Tuesday, February 03, 2009

Cross-quarter day and roots

Yesterday was a cross-quarter day--the midpoint between the solstice and the equinox. For many traditional cultures, the day was important: it marked the approximate beginning of spring. While it certainly doesn't feel like spring out there, I can understand where these people were coming from. After a hard winter, it's nice to anticipate warmer weather knocking on the door. And in some places it is here. Even in Wisconsin we had a thaw day recently, with more to come this weekend.

Now, in the U.S., Feb. 2 is officially Groundhog Day. I don't know about the groundhog. I'm just glad Hallmark doesn't own the day and we don't give each other crappy cards for no reason. For others past and present the day is/was called Imbolc, Candlemas, Oimelc, Lupercalia, Feast of Nut, etc. It was an important day because time and place meant a lot to the livelihood of the people who celebrated it. Now it's mostly just a silly day.

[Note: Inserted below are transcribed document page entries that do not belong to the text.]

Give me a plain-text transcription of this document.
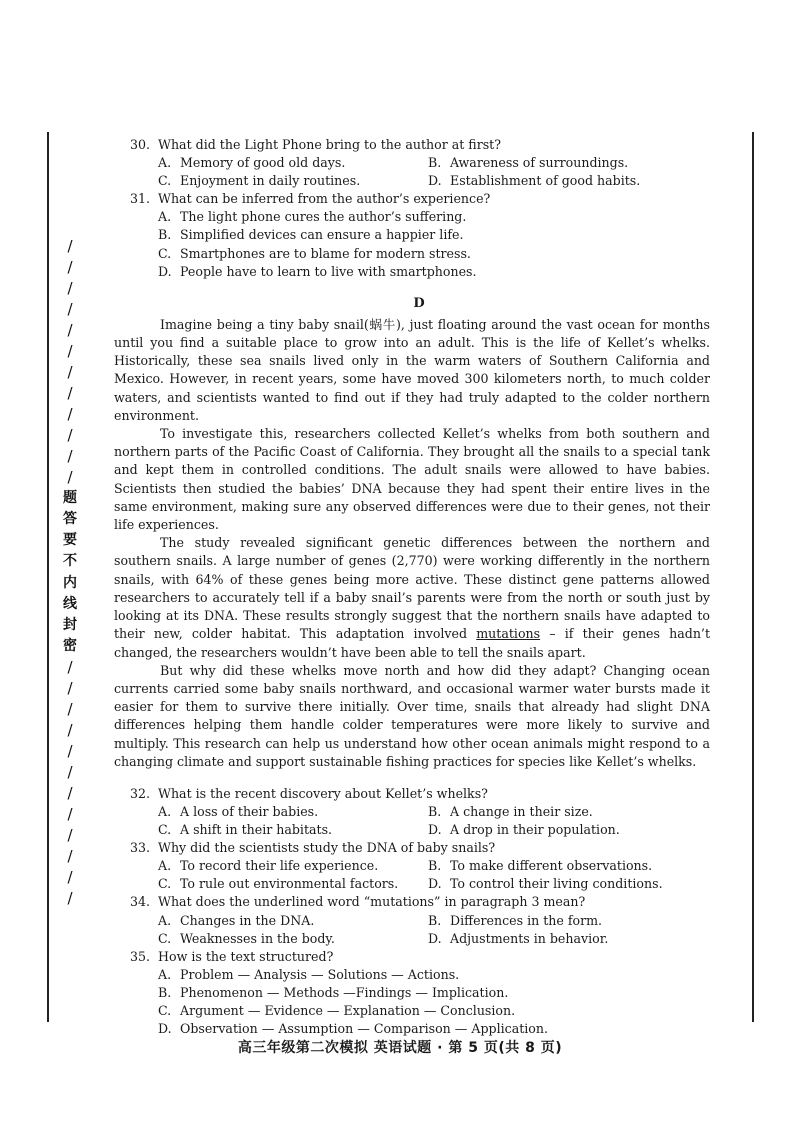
/
/
/
/
/
/
/
/
/
/
/
/
题
答
要
不
内
线
封
密
/
/
/
/
/
/
/
/
/
/
/
/
30. What did the Light Phone bring to the author at first?
A. Memory of good old days.	B. Awareness of surroundings.
C. Enjoyment in daily routines.	D. Establishment of good habits.
31. What can be inferred from the author’s experience?
A. The light phone cures the author’s suffering.
B. Simplified devices can ensure a happier life.
C. Smartphones are to blame for modern stress.
D. People have to learn to live with smartphones.
D

Imagine being a tiny baby snail(蜗牛), just floating around the vast ocean for months until you find a suitable place to grow into an adult. This is the life of Kellet’s whelks. Historically, these sea snails lived only in the warm waters of Southern California and Mexico. However, in recent years, some have moved 300 kilometers north, to much colder waters, and scientists wanted to find out if they had truly adapted to the colder northern environment.

To investigate this, researchers collected Kellet’s whelks from both southern and northern parts of the Pacific Coast of California. They brought all the snails to a special tank and kept them in controlled conditions. The adult snails were allowed to have babies. Scientists then studied the babies’ DNA because they had spent their entire lives in the same environment, making sure any observed differences were due to their genes, not their life experiences.

The study revealed significant genetic differences between the northern and southern snails. A large number of genes (2,770) were working differently in the northern snails, with 64% of these genes being more active. These distinct gene patterns allowed researchers to accurately tell if a baby snail’s parents were from the north or south just by looking at its DNA. These results strongly suggest that the northern snails have adapted to their new, colder habitat. This adaptation involved mutations – if their genes hadn’t changed, the researchers wouldn’t have been able to tell the snails apart.

But why did these whelks move north and how did they adapt? Changing ocean currents carried some baby snails northward, and occasional warmer water bursts made it easier for them to survive there initially. Over time, snails that already had slight DNA differences helping them handle colder temperatures were more likely to survive and multiply. This research can help us understand how other ocean animals might respond to a changing climate and support sustainable fishing practices for species like Kellet’s whelks.

32. What is the recent discovery about Kellet’s whelks?
A. A loss of their babies.	B. A change in their size.
C. A shift in their habitats.	D. A drop in their population.
33. Why did the scientists study the DNA of baby snails?
A. To record their life experience.	B. To make different observations.
C. To rule out environmental factors.	D. To control their living conditions.
34. What does the underlined word “mutations” in paragraph 3 mean?
A. Changes in the DNA.	B. Differences in the form.
C. Weaknesses in the body.	D. Adjustments in behavior.
35. How is the text structured?
A. Problem — Analysis — Solutions — Actions.
B. Phenomenon — Methods —Findings — Implication.
C. Argument — Evidence — Explanation — Conclusion.
D. Observation — Assumption — Comparison — Application.
高三年级第二次模拟 英语试题 · 第 5 页(共 8 页)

But I sort of celebrated the day by reflecting and taking stock. It made me think about the food we stored this year. The midway point between the astronomical seasons seems to be a good point to reflect on such a thing. It is also a rough midpoint between last harvest and next harvest.

It was our second year of storing crops in earnest. This year was by far the most food we've stored, with something like 100 lbs at the start of the storage season. Our method of storage is pretty crude: we have a tiny apartment that doesn't offer much variation in temperature or humidity from room to room, so we're pretty limited as to what we can offer our veggies.

Potatoes live in an Empty Beer Box in the Living Room Closet™, which is adjacent to the outside wall of the apartment and thus is the coldest space. Winter squash lives in a paper grocery bag underneath the kitchen table. Onions and garlic live on the bottom shelves in a lower cabinet in the kitchen. Carrots, parsnips, rutabagas, cabbage, celeriac, radishes, beets, and turnips live in various places in the fridge (mostly the crisper, but the crisper can't hold them all at the beginning of the storage season). We've got peppers of all kinds sliced up in the freezer and dehydrated tomatoes in a bag in the cabinet. Some carrot-habanero sauce in a jar in the fridge. And we've been long done with our frozen salsa and tomato sauce.

Storage has gone amazing this year, considering the less-than-ideal conditions of our apartment (we do keep it relatively cool though, for many reasons).

Potatoes (especially the russets) are just now starting to shrivel a bit and the sprouts are starting to get out of hand (because they want to be planted soon!). The yellow-fleshed varieties seem to be holding up the best. Luckily I just reupped my stash of locally grown yellow potatoes, which have up till now been stored in ideal conditions (it was a fringe benefit from a good job).

Squash is doing exceptional, aside from the two red kuris we lost to rot about a week ago (if you've ever tasted them, it is a real loss). The acorns, which are still good and solid, have turned all orange!

Garlic and onions are as good as new, and we have a lot of them left, which is awesome.

Everything in the fridge is still doing well aside from a few cabbage, parsnip, daikon, and celeriac casualities at various points throughout the winter.

The tomatoes are perfect.

And we have a few peppers left in the freezer.

So there it is. Lots of real food left to bring us through the next couple months, which I'm so grateful for. It took a lot of hard but ultimately satisfying work to grow, care for, harvest, and store them. Next summer/fall we'll see about doing more dehydrating and canning.